Supreme Court Ruled Against Family in Child Age Out Case is a major disappointment for all F2B files, because Congress probably did not intend such a narrow interpretation of the law. You are encouraged to use the letter below to contact your Congressman for possible revision of the law.

Dear Congressman___________,

In Lori Scialabba, Acting Director, United States Citizenship and Immigration Services, et al., Petitioners, v. Rosalina Cuellar de Osorio, et al. (Docket 12-930), the Supreme Court recently made a decision which is in opposition to any definition of family unity.

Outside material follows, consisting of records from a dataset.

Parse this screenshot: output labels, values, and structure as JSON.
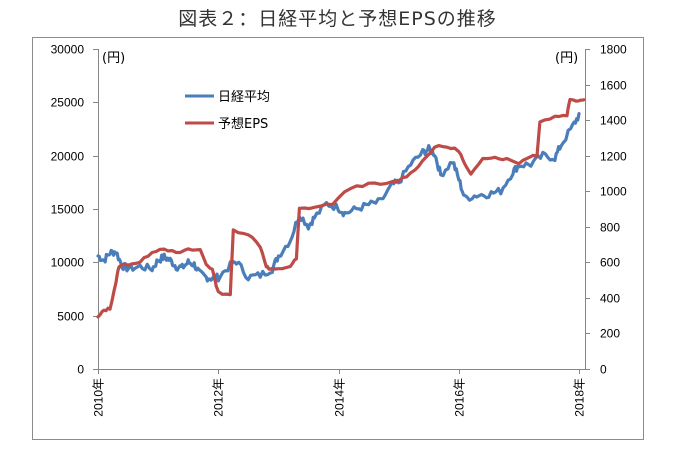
{
  "title": "図表２：日経平均と予想EPSの推移",
  "colors": {
    "nikkei": "#4a7ebb",
    "eps": "#be4b48",
    "axis": "#868686"
  },
  "chart_data": {
    "type": "line",
    "title": "図表２：日経平均と予想EPSの推移",
    "xlabel": "",
    "x_ticks": [
      "2010年",
      "2012年",
      "2014年",
      "2016年",
      "2018年"
    ],
    "left_axis": {
      "unit": "(円)",
      "ylim": [
        0,
        30000
      ],
      "ticks": [
        0,
        5000,
        10000,
        15000,
        20000,
        25000,
        30000
      ]
    },
    "right_axis": {
      "unit": "(円)",
      "ylim": [
        0,
        1800
      ],
      "ticks": [
        0,
        200,
        400,
        600,
        800,
        1000,
        1200,
        1400,
        1600,
        1800
      ]
    },
    "legend": {
      "position": "upper-left",
      "entries": [
        "日経平均",
        "予想EPS"
      ]
    },
    "grid": false,
    "series": [
      {
        "name": "日経平均",
        "axis": "left",
        "x": [
          2010.0,
          2010.1,
          2010.2,
          2010.3,
          2010.4,
          2010.5,
          2010.7,
          2010.9,
          2011.0,
          2011.1,
          2011.2,
          2011.3,
          2011.4,
          2011.5,
          2011.6,
          2011.7,
          2011.8,
          2011.9,
          2012.0,
          2012.2,
          2012.3,
          2012.5,
          2012.7,
          2012.9,
          2013.0,
          2013.2,
          2013.35,
          2013.5,
          2013.6,
          2013.8,
          2014.0,
          2014.1,
          2014.3,
          2014.5,
          2014.7,
          2014.9,
          2015.0,
          2015.2,
          2015.4,
          2015.5,
          2015.6,
          2015.7,
          2015.9,
          2016.0,
          2016.1,
          2016.3,
          2016.5,
          2016.7,
          2016.9,
          2017.0,
          2017.2,
          2017.4,
          2017.6,
          2017.7,
          2017.9,
          2018.0
        ],
        "values": [
          10600,
          10200,
          10900,
          11000,
          9700,
          9400,
          9600,
          9400,
          10200,
          10500,
          10200,
          9600,
          9500,
          10000,
          9800,
          8900,
          8600,
          8500,
          8600,
          9700,
          10100,
          8600,
          8800,
          9400,
          10600,
          12100,
          14500,
          13400,
          14200,
          15500,
          15100,
          14600,
          15000,
          15400,
          15700,
          17300,
          17500,
          19200,
          20300,
          20600,
          20200,
          18200,
          19500,
          17800,
          16000,
          16300,
          16400,
          16700,
          18500,
          19100,
          19200,
          20000,
          19800,
          21000,
          22800,
          23800
        ]
      },
      {
        "name": "予想EPS",
        "axis": "right",
        "x": [
          2010.0,
          2010.1,
          2010.2,
          2010.3,
          2010.35,
          2010.5,
          2010.7,
          2010.9,
          2011.1,
          2011.3,
          2011.5,
          2011.7,
          2011.8,
          2011.9,
          2012.0,
          2012.2,
          2012.25,
          2012.5,
          2012.7,
          2012.8,
          2012.85,
          2013.0,
          2013.2,
          2013.3,
          2013.35,
          2013.6,
          2013.9,
          2014.2,
          2014.5,
          2014.8,
          2015.0,
          2015.2,
          2015.4,
          2015.6,
          2015.8,
          2016.0,
          2016.1,
          2016.2,
          2016.4,
          2016.6,
          2016.8,
          2017.0,
          2017.2,
          2017.3,
          2017.35,
          2017.6,
          2017.8,
          2017.85,
          2018.0,
          2018.08
        ],
        "values": [
          290,
          330,
          340,
          490,
          580,
          590,
          600,
          660,
          680,
          650,
          670,
          670,
          590,
          560,
          430,
          420,
          780,
          760,
          690,
          580,
          560,
          560,
          580,
          620,
          900,
          910,
          930,
          1020,
          1040,
          1040,
          1060,
          1100,
          1170,
          1250,
          1250,
          1230,
          1150,
          1090,
          1190,
          1190,
          1180,
          1160,
          1200,
          1200,
          1390,
          1420,
          1430,
          1520,
          1510,
          1520
        ]
      }
    ]
  },
  "legend": {
    "nikkei_label": "日経平均",
    "eps_label": "予想EPS"
  },
  "axes": {
    "left_unit": "(円)",
    "right_unit": "(円)",
    "left_ticks": [
      "0",
      "5000",
      "10000",
      "15000",
      "20000",
      "25000",
      "30000"
    ],
    "right_ticks": [
      "0",
      "200",
      "400",
      "600",
      "800",
      "1000",
      "1200",
      "1400",
      "1600",
      "1800"
    ],
    "x_ticks": [
      "2010年",
      "2012年",
      "2014年",
      "2016年",
      "2018年"
    ]
  }
}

The Court has issued a 5 to 4 decision in the matter of CSPA-F2B cases. DHS and the Obama Administration were able to convince the Court that a child who turns 21 while waiting for a parent’s green card petition will have to have a green card petition re-filed by their parents after the parents eventually get green cards. They will not retain their earlier priority dates in these cases.

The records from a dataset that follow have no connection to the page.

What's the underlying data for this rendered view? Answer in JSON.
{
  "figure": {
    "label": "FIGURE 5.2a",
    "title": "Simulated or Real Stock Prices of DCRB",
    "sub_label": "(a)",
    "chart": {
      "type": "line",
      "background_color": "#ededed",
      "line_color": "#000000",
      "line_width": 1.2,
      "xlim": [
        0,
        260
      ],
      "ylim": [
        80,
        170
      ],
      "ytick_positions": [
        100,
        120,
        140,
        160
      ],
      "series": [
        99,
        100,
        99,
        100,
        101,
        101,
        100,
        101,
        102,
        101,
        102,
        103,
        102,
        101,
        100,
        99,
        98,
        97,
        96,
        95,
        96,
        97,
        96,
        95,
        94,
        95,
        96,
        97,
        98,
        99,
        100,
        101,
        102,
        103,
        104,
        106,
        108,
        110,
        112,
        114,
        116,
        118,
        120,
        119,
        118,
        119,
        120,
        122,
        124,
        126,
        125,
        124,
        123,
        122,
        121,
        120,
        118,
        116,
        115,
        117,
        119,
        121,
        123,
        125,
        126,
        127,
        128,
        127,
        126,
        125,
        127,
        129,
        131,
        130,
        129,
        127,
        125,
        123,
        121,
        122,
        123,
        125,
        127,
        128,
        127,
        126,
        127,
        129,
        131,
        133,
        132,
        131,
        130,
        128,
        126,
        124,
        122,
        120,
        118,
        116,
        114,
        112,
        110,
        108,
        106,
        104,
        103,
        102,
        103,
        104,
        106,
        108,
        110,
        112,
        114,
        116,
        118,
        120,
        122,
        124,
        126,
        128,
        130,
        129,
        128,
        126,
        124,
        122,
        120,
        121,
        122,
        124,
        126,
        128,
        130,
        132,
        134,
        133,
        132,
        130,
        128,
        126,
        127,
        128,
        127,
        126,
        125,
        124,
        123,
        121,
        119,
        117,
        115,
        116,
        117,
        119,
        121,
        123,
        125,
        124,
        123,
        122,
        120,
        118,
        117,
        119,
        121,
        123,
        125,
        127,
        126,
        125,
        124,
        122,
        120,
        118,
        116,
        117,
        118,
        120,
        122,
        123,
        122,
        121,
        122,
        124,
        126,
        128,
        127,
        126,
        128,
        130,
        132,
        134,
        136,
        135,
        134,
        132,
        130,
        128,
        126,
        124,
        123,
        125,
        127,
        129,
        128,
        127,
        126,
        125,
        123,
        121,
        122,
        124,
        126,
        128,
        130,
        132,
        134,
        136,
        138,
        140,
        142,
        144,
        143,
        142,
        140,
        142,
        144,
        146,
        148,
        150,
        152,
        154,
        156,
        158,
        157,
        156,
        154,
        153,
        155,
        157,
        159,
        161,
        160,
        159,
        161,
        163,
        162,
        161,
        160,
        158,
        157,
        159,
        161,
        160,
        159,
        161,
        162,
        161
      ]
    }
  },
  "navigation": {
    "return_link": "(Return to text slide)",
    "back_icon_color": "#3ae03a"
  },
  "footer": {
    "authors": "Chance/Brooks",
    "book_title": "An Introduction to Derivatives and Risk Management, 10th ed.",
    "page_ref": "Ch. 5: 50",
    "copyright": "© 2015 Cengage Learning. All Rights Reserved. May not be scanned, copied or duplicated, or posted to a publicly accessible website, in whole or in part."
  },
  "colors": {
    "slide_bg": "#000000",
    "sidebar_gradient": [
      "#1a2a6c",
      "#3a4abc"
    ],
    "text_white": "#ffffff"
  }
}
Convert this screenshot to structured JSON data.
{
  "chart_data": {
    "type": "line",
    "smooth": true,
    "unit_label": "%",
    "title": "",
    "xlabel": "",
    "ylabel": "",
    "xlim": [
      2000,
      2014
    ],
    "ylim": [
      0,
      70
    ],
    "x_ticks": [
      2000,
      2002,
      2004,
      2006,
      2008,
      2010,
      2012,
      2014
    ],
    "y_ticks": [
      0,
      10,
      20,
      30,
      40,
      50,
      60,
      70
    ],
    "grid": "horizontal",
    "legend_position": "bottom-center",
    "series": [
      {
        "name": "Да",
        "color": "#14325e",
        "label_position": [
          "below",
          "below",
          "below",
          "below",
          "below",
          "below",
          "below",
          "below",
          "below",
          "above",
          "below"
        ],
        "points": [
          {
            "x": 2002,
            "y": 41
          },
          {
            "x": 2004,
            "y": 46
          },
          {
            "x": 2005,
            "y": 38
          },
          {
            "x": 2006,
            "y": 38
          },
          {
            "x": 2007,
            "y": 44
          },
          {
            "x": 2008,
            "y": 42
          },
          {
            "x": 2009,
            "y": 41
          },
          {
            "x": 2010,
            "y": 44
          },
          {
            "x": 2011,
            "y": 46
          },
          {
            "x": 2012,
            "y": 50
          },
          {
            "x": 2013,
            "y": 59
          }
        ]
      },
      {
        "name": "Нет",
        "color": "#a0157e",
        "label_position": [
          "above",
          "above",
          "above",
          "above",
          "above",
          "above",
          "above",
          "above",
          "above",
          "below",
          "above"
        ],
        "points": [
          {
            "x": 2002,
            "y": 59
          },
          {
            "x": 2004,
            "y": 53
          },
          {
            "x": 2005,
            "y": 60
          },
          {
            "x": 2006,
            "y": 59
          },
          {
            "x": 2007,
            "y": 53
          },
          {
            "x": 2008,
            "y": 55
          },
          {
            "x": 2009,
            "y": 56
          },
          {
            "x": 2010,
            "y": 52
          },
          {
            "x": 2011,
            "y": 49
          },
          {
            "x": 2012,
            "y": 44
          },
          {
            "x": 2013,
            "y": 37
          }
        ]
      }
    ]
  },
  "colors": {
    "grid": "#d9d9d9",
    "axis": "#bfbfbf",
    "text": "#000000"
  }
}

The Supreme Court decision is a major disappointment because Congress probably did not intend such a narrow interpretation of the law. The government argued that because when a child aged out, there was no “appropriate category” for them to switch to. CIS said that immigration law did not provide a remedy because the law only applied in cases where “automatic” conversion is possible. In other words, a child who ages out can only be an F2B without any connection to the parents' priority date.

I urge you to act to reconsider the interpretation of this law. This is the only way that the young visa applicants can be humanely and swiftly reunited with their parents in the US.